MEF: “No se sacan docentes de los árboles hay que capacitar a los que tenemos”

17:28 7 Julio, 2014

El Presupuesto por Resultados es una manera diferente de realizar el proceso de asignación, aprobación, ejecución, seguimiento y evaluación del Presupuesto Público. Implica superar la tradicional manera de realizar dicho proceso, centrado en instituciones (pliegos, unidades ejecutoras, etc.), programas y proyectos y en líneas de gasto o insumos; a otro en el que el eje es el ciudadano y los resultados están orientados a lo que éste requiere y valora.

El Director General de la Dirección de Presupuesto Público del MEF, Rodolfo Acuña,  señaló que este instrumento hace que se mire al gasto público a través de las prioridades y el mejor desempeño, para destinar los recursos en aquellos sectores donde se está demostrando que hay eficacia en el resultado.

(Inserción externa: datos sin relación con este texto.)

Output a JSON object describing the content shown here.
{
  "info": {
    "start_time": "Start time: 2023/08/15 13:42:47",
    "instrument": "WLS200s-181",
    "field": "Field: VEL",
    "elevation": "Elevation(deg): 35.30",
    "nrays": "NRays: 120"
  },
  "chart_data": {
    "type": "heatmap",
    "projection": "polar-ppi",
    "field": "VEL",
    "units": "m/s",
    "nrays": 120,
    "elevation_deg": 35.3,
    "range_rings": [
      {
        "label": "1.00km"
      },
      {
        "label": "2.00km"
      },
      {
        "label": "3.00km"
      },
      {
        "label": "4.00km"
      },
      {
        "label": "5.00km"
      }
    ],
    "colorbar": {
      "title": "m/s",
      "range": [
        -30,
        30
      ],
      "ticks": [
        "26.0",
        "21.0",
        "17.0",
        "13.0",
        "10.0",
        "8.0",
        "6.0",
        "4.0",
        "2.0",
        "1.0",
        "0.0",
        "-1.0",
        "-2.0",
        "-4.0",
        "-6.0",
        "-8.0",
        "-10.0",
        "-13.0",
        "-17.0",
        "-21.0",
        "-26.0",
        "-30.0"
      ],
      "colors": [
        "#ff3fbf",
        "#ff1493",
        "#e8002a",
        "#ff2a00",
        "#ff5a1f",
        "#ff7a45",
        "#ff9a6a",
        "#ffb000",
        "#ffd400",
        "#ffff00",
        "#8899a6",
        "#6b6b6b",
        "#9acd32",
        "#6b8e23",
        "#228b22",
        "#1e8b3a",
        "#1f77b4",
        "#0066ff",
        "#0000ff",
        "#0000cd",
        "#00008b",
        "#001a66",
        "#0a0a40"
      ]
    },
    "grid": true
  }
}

Dijo que se ha tenido un avance significativo en los últimos años, ya que en el 2008 solo se tenía 5 programas presupuestarios en el marco del Presupuesto por Resultados (PpR) y para el 2015 se espera llegar a 75 programas. Actualmente más del 50% del presupuesto está involucrado con programas de PpR, cuyo enfoque es partir de la identificación de un problema y buscar su solución a través de la gestión del Estado.

Avances en salud y educación

Acuña destacó los avances obtenidos con este instrumento en los sectores de salud y educación. Dijo que en los últimos años ha crecido la asignación del presupuesto en salud, pero lo más importante es que se ha producido una recomposición en el gasto, lo que ha permitido mejorar la calidad del gasto y aliviar la caja fiscal.

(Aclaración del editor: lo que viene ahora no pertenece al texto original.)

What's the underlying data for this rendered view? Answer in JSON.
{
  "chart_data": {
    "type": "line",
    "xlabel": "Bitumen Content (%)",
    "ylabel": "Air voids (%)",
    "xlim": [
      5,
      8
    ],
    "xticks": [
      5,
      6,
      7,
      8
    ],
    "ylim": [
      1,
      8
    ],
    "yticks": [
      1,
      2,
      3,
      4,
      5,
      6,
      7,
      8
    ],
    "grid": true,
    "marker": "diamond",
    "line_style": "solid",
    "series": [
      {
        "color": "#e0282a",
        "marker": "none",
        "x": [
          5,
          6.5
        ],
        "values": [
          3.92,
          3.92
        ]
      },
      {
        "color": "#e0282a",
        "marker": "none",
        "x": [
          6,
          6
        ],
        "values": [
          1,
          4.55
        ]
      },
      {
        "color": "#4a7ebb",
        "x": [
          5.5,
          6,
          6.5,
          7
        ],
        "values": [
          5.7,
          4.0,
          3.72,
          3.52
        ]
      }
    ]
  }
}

Mediante el Ppr en los programas para combatir la desnutrición crónica de los niños se han logrado resultados significativos como ir bajando el porcentaje del 31% de niños con desnutrición a 28% y 18%.

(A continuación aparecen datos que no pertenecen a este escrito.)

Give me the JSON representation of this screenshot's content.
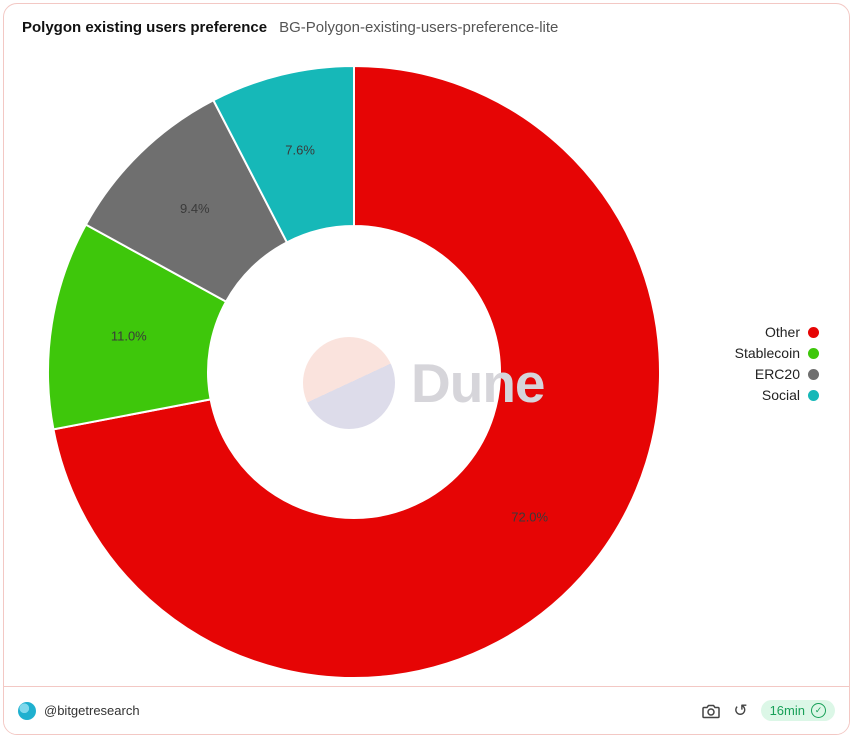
{
  "header": {
    "title": "Polygon existing users preference",
    "subtitle": "BG-Polygon-existing-users-preference-lite"
  },
  "chart_data": {
    "type": "pie",
    "subtype": "donut",
    "title": "Polygon existing users preference",
    "categories": [
      "Other",
      "Stablecoin",
      "ERC20",
      "Social"
    ],
    "values": [
      72.0,
      11.0,
      9.4,
      7.6
    ],
    "labels": [
      "72.0%",
      "11.0%",
      "9.4%",
      "7.6%"
    ],
    "colors": [
      "#e60505",
      "#3ec70b",
      "#6f6f6f",
      "#16b8b8"
    ],
    "legend_position": "right",
    "start_angle_deg": 0,
    "direction": "clockwise",
    "units": "%"
  },
  "watermark": {
    "text": "Dune"
  },
  "footer": {
    "handle": "@bitgetresearch",
    "refresh_badge": "16min"
  },
  "icons": {
    "check": "✓",
    "refresh": "↺"
  }
}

En el caso de Educación, “hay algunos avances aunque no en los niveles a los que quisiéramos llegar, esto también es parte de la discusión de los modelos que aplicamos, y seguimos estando en el último lugar en la prueba PISA”, subrayó.

“El cambio en educación nos va a llevar tiempo, los problemas básicamente se concentran en la calidad de los profesores y eso no lo podemos cambiar de la noche a la mañana. Son 350 mil profesores. De dónde sacamos esta cantidad de profesores nuevos, no los hay,  no existen, no producimos profesores en los árboles, hay que capacitarlos, hay que comenzar a invertir y eso va a demandar recursos”.

Cambio de mentalidad

El funcionario del MEF participó en el Seminario de Reforma del Servicio Civil “El Estado que todos merecemos: construyendo una nueva Gerencia Pública”, organizado por la Universidad Católica y Servir.

Acuña explicó que los programas presupuestales no van solos, van acompañados de algunos instrumentos como el tema del seguimiento, la evaluación y los incentivos. “Cómo incentivamos a que la administración pública comience a pensar en el resultado. Es un cambio de paradigma bastante duro”.

Dijo que en el proceso de instrumentalizar este cambio se han topado con muchas entidades públicas que no entendían cuál era su tarea dentro de la organización, cuál era el resultado que estaban buscando, y “muchos de los empleados simplemente llegaban, marcaban su tarjeta, cumplían una rutina, sin preguntarse si eso estaba generando algún beneficio para el ciudadano. Y esto es parte del planteamiento que hemos venido introduciendo en la discusión de los programas presupuestales”.

Refirió que no interesa mucho cuánto va a costar un programa, sino en cómo se puede impactar positivamente en el ciudadano. Para eso se tiene que seguir una secuencia de pasos que se han plasmado en directivas para poder ser evaluadas conjuntamente con las entidades, y lo primero que se les pide a las entidades es que exista un diseño basado en evidencias. “No me pueden inventar cosas de la noche a la mañana porque de pronto me dicen dame S/. 20 millones  para un programa que se pueda llamar ‘A comer pescado’. Es cierto que se quiere que la gente consuma más pescado, pero lo importantes es ver qué hay detrás del programa”.

Se tiene que evaluar que hay detrás de cada programa, a cuánta población se va a atender, qué se le va a ofrecer, en cuánto tiempo se va a generar el cambio que se quiere desarrollar. “Esto es lo que ha venido ocurriendo a lo largo del tiempo, en que algunas políticas públicas se han venido aprobando a través de decretos y normas, que no tenían ningún tipo de justificación y evidencias de cambio”.

Es por eso, anotó, ahora si se quiere establecer una política pública comenzamos a discutir desde un inicio sobre su funcionalidad, qué tanto pueda impactar realmente en la sociedad y se analiza la eficacia de estas intervenciones.